Souad Elhaddad

Personal information
- Born: 10 March 2001 (age 25)

Sport
- Sport: Athletics
- Event: Middle-distance running

Achievements and titles
- Personal bests: 800m: 1:58.51 (2026) 1500m: 4:16.00 (2026)

Medal record
Women's athletics
Representing Morocco
African Championships
| Bronze medal – third place | 2026 Accra | 1500 m |
Mediterranean Games
| Silver medal – second place | 2026 Taranto | 1500 m |
| Bronze medal – third place | 2026 Taranto | 800 m |

= Souad Elhaddad =

Moroccan middle-distance runner (born 2001)

Souad Elhaddad (born 10 March 2001) is a Moroccan middle-distance runner. She was the bronze medalist over 1500 metres at the 2026 African Championships.

==Biography==
In May 2023, Elhaddad set a personal best for the 800 metres competing at the 2023 Meeting International Mohammed VI d'Athlétisme de Rabat, placing third in the women’s national race. This came a week after she had completed a victorious double in the 800 m and 1500 metres races at the Moroccan University Championships.

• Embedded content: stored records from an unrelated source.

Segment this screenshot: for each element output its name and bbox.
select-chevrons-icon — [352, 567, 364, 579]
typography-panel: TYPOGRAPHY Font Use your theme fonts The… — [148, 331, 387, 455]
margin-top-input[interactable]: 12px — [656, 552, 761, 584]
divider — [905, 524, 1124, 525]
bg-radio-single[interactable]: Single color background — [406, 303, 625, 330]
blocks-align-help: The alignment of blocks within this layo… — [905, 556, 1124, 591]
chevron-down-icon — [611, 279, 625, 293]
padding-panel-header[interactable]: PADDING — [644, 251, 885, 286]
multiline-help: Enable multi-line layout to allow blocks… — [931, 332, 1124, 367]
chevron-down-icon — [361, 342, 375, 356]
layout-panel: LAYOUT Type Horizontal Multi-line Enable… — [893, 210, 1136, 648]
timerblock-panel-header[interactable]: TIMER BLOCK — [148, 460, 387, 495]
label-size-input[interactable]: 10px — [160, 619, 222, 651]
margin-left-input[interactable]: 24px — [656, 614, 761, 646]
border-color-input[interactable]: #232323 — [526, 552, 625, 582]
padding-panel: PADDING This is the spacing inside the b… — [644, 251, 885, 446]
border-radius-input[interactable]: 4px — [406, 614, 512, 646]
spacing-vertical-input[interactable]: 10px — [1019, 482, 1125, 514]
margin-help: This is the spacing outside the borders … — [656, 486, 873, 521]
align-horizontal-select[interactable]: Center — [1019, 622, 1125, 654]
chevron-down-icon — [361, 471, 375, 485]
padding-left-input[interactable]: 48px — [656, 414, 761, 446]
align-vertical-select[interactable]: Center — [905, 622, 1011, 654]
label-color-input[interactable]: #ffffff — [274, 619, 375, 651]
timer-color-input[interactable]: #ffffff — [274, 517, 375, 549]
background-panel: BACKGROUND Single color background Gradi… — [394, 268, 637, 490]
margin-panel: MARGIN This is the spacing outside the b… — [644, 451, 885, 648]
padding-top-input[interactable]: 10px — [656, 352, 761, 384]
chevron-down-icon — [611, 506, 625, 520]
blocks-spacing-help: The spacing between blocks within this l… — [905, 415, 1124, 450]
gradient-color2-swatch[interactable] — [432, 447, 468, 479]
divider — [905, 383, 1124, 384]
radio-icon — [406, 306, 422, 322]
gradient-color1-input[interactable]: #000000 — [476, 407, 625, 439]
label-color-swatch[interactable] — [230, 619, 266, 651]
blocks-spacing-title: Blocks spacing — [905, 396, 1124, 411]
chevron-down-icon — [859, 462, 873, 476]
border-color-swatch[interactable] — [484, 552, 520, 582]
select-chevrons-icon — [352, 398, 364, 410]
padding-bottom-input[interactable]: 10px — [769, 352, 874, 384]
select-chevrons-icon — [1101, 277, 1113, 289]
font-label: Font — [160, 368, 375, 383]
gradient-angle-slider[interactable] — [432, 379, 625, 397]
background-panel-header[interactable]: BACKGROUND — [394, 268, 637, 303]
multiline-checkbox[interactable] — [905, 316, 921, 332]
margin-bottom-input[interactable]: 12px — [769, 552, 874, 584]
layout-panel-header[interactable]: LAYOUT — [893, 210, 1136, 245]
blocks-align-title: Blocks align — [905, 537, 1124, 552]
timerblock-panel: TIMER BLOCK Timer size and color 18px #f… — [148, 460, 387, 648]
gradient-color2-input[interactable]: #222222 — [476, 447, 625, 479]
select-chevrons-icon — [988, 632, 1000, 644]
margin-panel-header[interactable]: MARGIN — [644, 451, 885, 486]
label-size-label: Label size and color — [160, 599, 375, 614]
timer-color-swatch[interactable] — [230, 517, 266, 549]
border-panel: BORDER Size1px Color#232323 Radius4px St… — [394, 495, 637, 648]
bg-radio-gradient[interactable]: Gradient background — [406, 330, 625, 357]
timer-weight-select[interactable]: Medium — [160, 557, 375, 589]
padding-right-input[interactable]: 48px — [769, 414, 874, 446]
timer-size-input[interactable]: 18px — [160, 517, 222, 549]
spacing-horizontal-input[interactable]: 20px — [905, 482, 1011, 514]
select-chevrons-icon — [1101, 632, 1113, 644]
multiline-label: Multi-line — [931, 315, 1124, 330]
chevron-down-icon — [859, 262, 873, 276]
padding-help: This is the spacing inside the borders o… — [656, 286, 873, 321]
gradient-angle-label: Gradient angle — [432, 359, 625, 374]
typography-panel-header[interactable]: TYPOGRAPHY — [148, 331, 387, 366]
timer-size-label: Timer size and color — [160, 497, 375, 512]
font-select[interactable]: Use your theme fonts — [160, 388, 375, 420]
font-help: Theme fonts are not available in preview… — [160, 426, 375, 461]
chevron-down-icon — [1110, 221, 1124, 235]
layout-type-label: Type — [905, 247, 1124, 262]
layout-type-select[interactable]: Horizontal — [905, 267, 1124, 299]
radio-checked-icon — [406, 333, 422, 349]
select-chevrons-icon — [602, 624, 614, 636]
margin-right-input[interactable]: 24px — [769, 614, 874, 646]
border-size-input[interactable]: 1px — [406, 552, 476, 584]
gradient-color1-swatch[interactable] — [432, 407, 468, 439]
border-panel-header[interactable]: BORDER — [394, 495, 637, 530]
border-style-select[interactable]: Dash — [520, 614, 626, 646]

In August 2025, she placed fourth in 2:01.97 in the women’s 800 metres at the Internationales Nordthüringer Leichtathletikmeeting in Germany. The following month, she was named in the Morocco team for the 2025 World Championships.

Elhaddad was the bronze medalist over 1500 metres at the 2026 African Championships in Accra, Ghana, finishing behind Karabo More and Vivian Chebet Kiprotich in extremely wet conditions in May 2026, running 4:16.00. She also placed fourth in the women's 800 metres at the championships. Later that month, she ran a personal best 1:58.51 with a top-ten finish in the 800 metres in the 2026 Diamond League meeting in Rabat.